The Ninth Circuit, in Friday’s opinion by Senior Judge Richard C. Tallman, acknowledged that “a showing of but-for causation regarding the blue fiber evidence cannot easily be made here” and that “it could more readily be said that the false bitemark evidence, and not the blue fiber evidence, was the but-for cause of Richards’s conviction.”

But the appropriate standard to apply—in order “to vindicate Richards’s fundamental right to a fair trial”— is whether the allegedly false evidence was “material” evidence.

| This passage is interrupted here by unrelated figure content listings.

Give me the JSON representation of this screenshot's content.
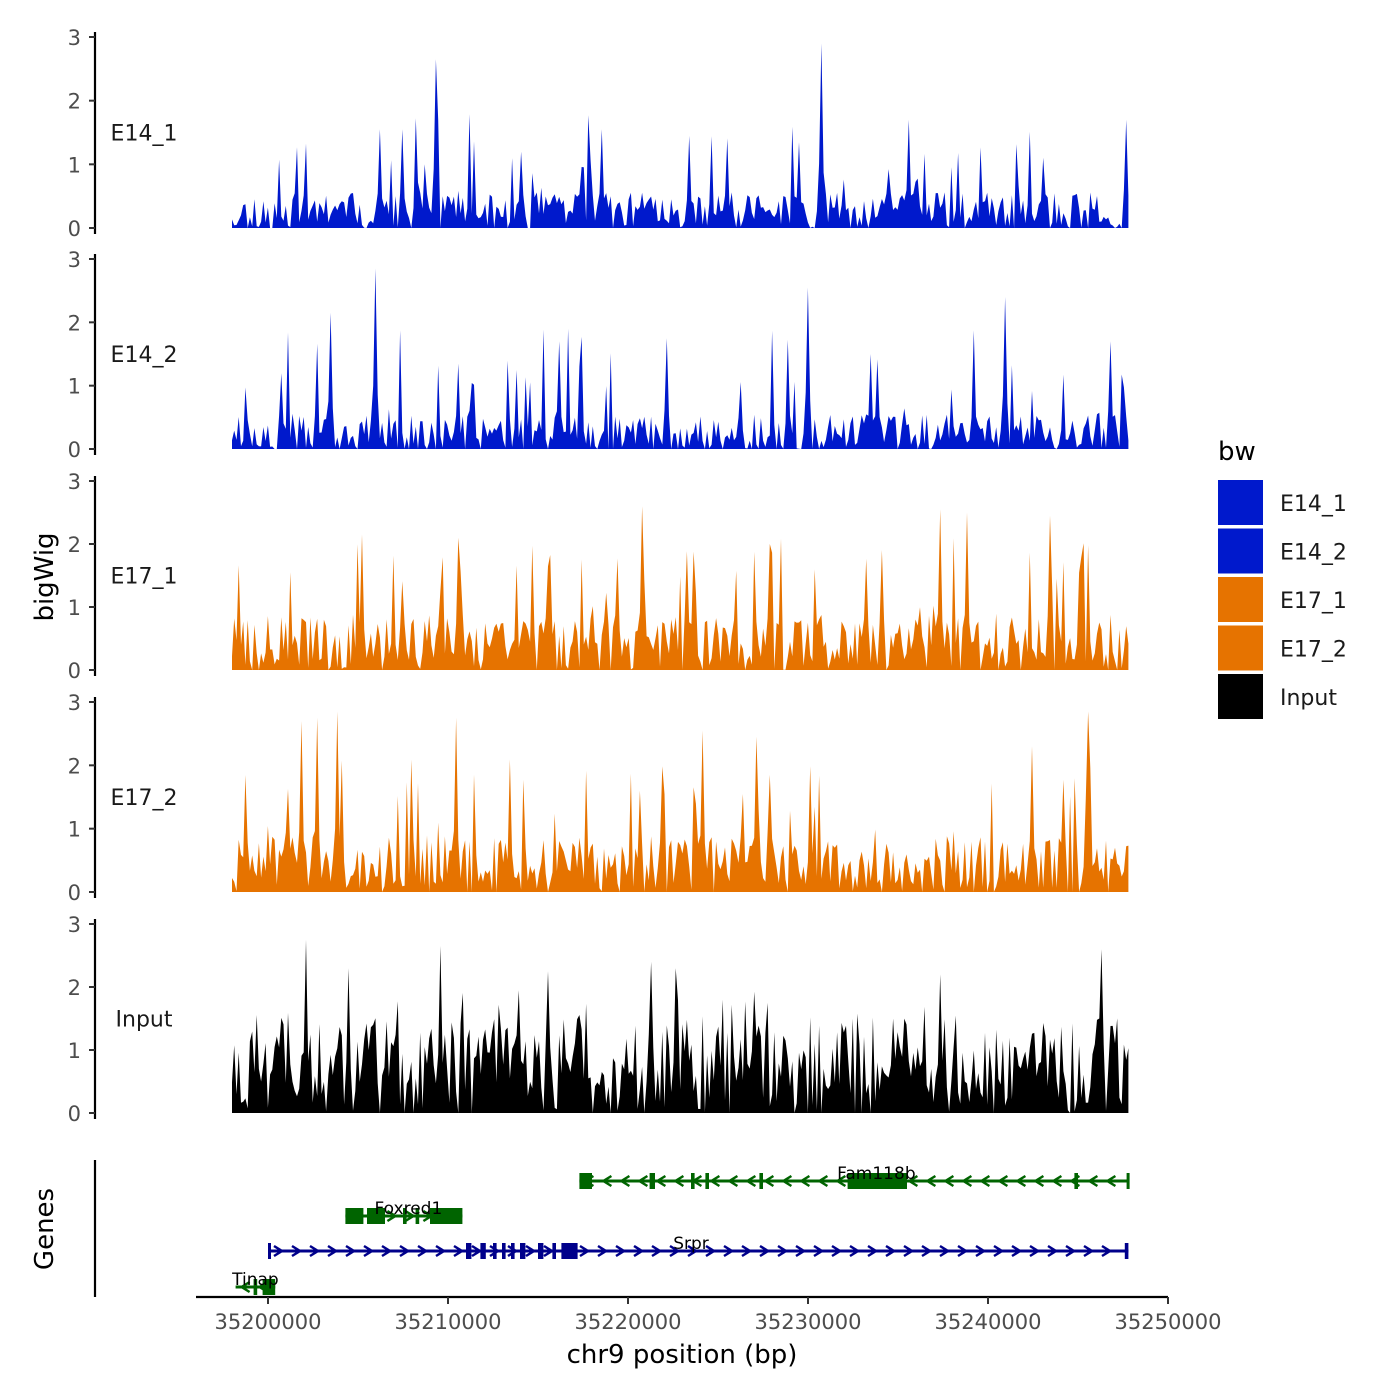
{
  "chart_data": {
    "type": "area",
    "title": "",
    "xlabel": "chr9 position (bp)",
    "ylabel": "bigWig",
    "genes_label": "Genes",
    "xlim": [
      35196000,
      35250000
    ],
    "ylim": [
      0,
      3
    ],
    "yticks": [
      0,
      1,
      2,
      3
    ],
    "xticks": [
      35200000,
      35210000,
      35220000,
      35230000,
      35240000,
      35250000
    ],
    "xtick_labels": [
      "35200000",
      "35210000",
      "35220000",
      "35230000",
      "35240000",
      "35250000"
    ],
    "legend": {
      "title": "bw",
      "placement": "right",
      "entries": [
        {
          "label": "E14_1",
          "color": "#0019CC"
        },
        {
          "label": "E14_2",
          "color": "#0019CC"
        },
        {
          "label": "E17_1",
          "color": "#E67300"
        },
        {
          "label": "E17_2",
          "color": "#E67300"
        },
        {
          "label": "Input",
          "color": "#000000"
        }
      ]
    },
    "series": [
      {
        "name": "E14_1",
        "color": "#0019CC",
        "seed": 11,
        "base": 0.35,
        "spike_prob": 0.12,
        "spike_max": 1.5,
        "peaks": [
          [
            35209300,
            2.65
          ],
          [
            35230700,
            2.9
          ],
          [
            35207500,
            1.55
          ],
          [
            35206200,
            1.55
          ],
          [
            35229500,
            1.35
          ],
          [
            35235600,
            1.7
          ],
          [
            35247700,
            1.7
          ],
          [
            35214000,
            1.2
          ],
          [
            35218500,
            1.55
          ]
        ]
      },
      {
        "name": "E14_2",
        "color": "#0019CC",
        "seed": 23,
        "base": 0.35,
        "spike_prob": 0.12,
        "spike_max": 1.6,
        "peaks": [
          [
            35206000,
            2.85
          ],
          [
            35203500,
            2.15
          ],
          [
            35230000,
            2.55
          ],
          [
            35240900,
            2.4
          ],
          [
            35216200,
            1.7
          ],
          [
            35222200,
            1.75
          ],
          [
            35233500,
            1.5
          ],
          [
            35246800,
            1.7
          ]
        ]
      },
      {
        "name": "E17_1",
        "color": "#E67300",
        "seed": 37,
        "base": 0.55,
        "spike_prob": 0.16,
        "spike_max": 1.8,
        "peaks": [
          [
            35220800,
            2.6
          ],
          [
            35237300,
            2.55
          ],
          [
            35238800,
            2.5
          ],
          [
            35205200,
            2.15
          ],
          [
            35227900,
            2.0
          ],
          [
            35243500,
            2.45
          ],
          [
            35210600,
            2.1
          ]
        ]
      },
      {
        "name": "E17_2",
        "color": "#E67300",
        "seed": 41,
        "base": 0.55,
        "spike_prob": 0.16,
        "spike_max": 1.8,
        "peaks": [
          [
            35203800,
            2.85
          ],
          [
            35210500,
            2.75
          ],
          [
            35202700,
            2.75
          ],
          [
            35245600,
            2.85
          ],
          [
            35242500,
            2.3
          ],
          [
            35224200,
            2.55
          ],
          [
            35227100,
            2.45
          ],
          [
            35201800,
            2.7
          ]
        ]
      },
      {
        "name": "Input",
        "color": "#000000",
        "seed": 53,
        "base": 0.95,
        "spike_prob": 0.2,
        "spike_max": 1.7,
        "peaks": [
          [
            35202100,
            2.75
          ],
          [
            35209600,
            2.65
          ],
          [
            35246300,
            2.6
          ],
          [
            35215500,
            2.25
          ],
          [
            35221300,
            2.4
          ],
          [
            35237300,
            2.2
          ],
          [
            35204500,
            2.3
          ],
          [
            35222600,
            2.3
          ]
        ]
      }
    ],
    "data_start": 35198000,
    "data_end": 35247800,
    "bins": 400,
    "genes": [
      {
        "name": "Fam118b",
        "strand": "-",
        "color": "#006400",
        "start": 35217300,
        "end": 35247800,
        "row": 0,
        "exons": [
          [
            35217300,
            35218000
          ],
          [
            35221200,
            35221500
          ],
          [
            35223500,
            35223700
          ],
          [
            35224300,
            35224500
          ],
          [
            35227300,
            35227500
          ],
          [
            35232200,
            35235500
          ],
          [
            35244800,
            35245000
          ],
          [
            35247700,
            35247800
          ]
        ],
        "label_pos": 35233800
      },
      {
        "name": "Foxred1",
        "strand": "+",
        "color": "#006400",
        "start": 35204300,
        "end": 35210800,
        "row": 1,
        "exons": [
          [
            35204300,
            35205300
          ],
          [
            35205500,
            35206500
          ],
          [
            35207500,
            35207700
          ],
          [
            35208200,
            35208400
          ],
          [
            35209000,
            35210800
          ]
        ],
        "label_pos": 35207800
      },
      {
        "name": "Srpr",
        "strand": "+",
        "color": "#00008B",
        "start": 35200000,
        "end": 35247800,
        "row": 2,
        "exons": [
          [
            35200000,
            35200100
          ],
          [
            35211000,
            35211300
          ],
          [
            35211800,
            35212100
          ],
          [
            35212500,
            35212700
          ],
          [
            35213000,
            35213200
          ],
          [
            35213500,
            35213700
          ],
          [
            35214000,
            35214300
          ],
          [
            35215000,
            35215300
          ],
          [
            35215800,
            35216000
          ],
          [
            35216300,
            35217200
          ],
          [
            35247600,
            35247800
          ]
        ],
        "label_pos": 35223500
      },
      {
        "name": "Tinap",
        "strand": "-",
        "color": "#006400",
        "start": 35198200,
        "end": 35200400,
        "row": 3,
        "exons": [
          [
            35199200,
            35199400
          ],
          [
            35199700,
            35200400
          ]
        ],
        "label_pos": 35199300
      }
    ]
  }
}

“We therefore hold that Richards can establish factual causation if he can show a reasonable likelihood that the allegedly fabricated blue fiber evidence could have affected the judgment of the jury,” Tallman wrote, adding:

“The district court did not apply this standard. Instead, the court’s causation ruling made an improper leap from its conclusion that the false bitemark testimony was a necessary cause of Richards’s conviction to it being the sole cause. Because Richards has shown a triable issue as to whether Gregonis deliberately planted the blue fibers on Pamela’s body, … we reverse and remand to the district court to reassess, in light of this opinion, whether a triable issue also exists as to causation.”

That showing was based on evidence that autopsy photos did not reveal the existence of blue fibers under the victim’s fingernails, and that Gregonis’s alleged discovery of them came after he had sole possession of Richards’s shirt and of two fingers that had been severed from the body by the medical examiner.

“[W]e conclude that Richards has shown a triable issue as to whether Gregonis deliberately fabricated the blue fiber evidence,” Tallman said. “A jury will have to resolve it.”

Reference to ‘Motive’

Tallman found fault with Otero’s reference to a lack of showing that the criminologist had a motive to fabricate evidence, setting forth:

“While motive is recognized as potentially strong circumstantial evidence in support of a claim of fabrication…, motive evidence is never required….Stated differently, motive is merely  one type of circumstantial evidence that may be used to  support a claim of deliberate fabrication.”

Claims against the county were also reinstated. In light of reversal of summary judgment in favor of Gregonis, Tallman said, the county could have derivative liability, as well as possibly being liable under Richards’s claims that its policy against medical examiners entering a crime scene until cleared by law enforcement officers can result in loss of exculpatory evidence and the county fails to provide training in the preservation of such evidence.

Separate Opinion

In a separate memorandum opinion—signed by Tallman, Ninth Circuit Judge Kenneth K. Lee, and First Circuit Judge Kermit V. Lipez, sitting by designation—other claims were rejected.

These concluded the allegation that Gregonis had also fabricated bloodspatter evidence. Facts were not there to back it up, the opinion says.

The opinions come in Richards v. County of San Bernardino, 19-56205.